Our sense of humor is often shaped by the media we surround ourselves with, so, many people often wind up with vastly different ideas of what is funny. This normally isn't an issue, we become friends with people who share our sense of humor and are never the wiser to the negative aspects of our comedy. The problem arises when we insert our sense of humor into media that will be widely available to the public.

Not all humor is subject to this issue, nobody has ever misinterpreted a piece of literature because of a pun or misconstrued a character's intentions due to a dad joke. The area where this danger arises is irony and satire. It is very easy for a reader to misinterpret something that is meant to be joking as a serious remark, ruining the whole point of the passage. There are times when I'm talking to someone and they miss the sarcasm in my voice, imagine how often that happens when it is just text?

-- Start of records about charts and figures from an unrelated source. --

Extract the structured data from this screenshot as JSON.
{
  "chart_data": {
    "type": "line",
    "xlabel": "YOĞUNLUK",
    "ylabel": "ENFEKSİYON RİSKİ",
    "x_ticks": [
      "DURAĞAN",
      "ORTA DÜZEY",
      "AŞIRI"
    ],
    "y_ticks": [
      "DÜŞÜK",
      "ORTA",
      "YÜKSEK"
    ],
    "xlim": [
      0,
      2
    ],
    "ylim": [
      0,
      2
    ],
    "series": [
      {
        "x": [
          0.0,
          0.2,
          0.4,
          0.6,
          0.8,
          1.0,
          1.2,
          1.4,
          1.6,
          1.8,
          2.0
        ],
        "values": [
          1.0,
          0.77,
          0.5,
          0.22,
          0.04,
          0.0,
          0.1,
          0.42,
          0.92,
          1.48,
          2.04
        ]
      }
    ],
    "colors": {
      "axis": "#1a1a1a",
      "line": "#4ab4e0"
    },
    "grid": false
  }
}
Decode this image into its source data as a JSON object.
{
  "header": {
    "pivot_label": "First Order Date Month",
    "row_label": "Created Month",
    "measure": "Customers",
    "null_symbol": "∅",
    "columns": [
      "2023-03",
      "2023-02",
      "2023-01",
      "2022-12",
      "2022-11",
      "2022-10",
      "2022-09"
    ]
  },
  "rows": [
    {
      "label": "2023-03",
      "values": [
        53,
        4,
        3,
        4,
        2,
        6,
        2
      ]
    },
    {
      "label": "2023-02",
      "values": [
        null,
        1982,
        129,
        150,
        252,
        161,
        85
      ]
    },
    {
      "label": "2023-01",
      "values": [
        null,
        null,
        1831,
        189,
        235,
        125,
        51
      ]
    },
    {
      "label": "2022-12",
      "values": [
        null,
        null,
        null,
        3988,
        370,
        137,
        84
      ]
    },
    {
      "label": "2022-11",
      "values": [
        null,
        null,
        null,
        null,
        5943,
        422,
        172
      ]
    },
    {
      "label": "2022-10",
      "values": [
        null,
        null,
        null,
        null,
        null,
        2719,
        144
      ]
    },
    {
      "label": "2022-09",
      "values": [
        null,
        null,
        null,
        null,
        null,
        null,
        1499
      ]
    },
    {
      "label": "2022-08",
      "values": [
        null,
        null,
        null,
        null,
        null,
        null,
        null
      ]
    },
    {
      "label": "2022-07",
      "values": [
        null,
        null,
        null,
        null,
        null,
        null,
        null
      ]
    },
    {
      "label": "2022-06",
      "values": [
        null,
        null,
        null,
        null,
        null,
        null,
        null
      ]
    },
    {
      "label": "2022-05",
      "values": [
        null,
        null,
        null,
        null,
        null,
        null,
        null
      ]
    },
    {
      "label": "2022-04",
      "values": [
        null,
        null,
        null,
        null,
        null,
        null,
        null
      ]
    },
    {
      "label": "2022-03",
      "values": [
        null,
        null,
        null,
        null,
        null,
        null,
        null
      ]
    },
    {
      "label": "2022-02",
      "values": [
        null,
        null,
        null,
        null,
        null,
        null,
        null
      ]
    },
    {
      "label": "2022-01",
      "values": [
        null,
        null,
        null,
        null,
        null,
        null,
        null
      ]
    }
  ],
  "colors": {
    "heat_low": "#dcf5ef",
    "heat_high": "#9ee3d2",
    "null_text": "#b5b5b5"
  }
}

While there is no easy fix to this that will make it so the reader understands every piece of irony you put into a piece, there is a way to help it, know your audience. People tend to pick books they will understand or relate to. So don't put a joke about solving differentiable equations in "The Very Hungry Caterpillar" but don't put a joke about highschool in a book obviously aimed at adults because they would have forgotten. We can see this effect in Shakespeare plays, ever notice how most of the humor in Shakespeare plays goes over your head the first time you read it? It's because you weren't the audience he wrote it for, they died 300 years ago. I love you William and your creation of a plot structure that inspired stories for centuries, but your humor kinda sucks now.

Books often get this bad rap for not being as funny as movies or games, but I would disagree. It's just that in order to get the comedy in books, you need to be the right audience. Now if you don't mind me, I'll get back to reading about this scientist in "Candide", he sure does love his experiments.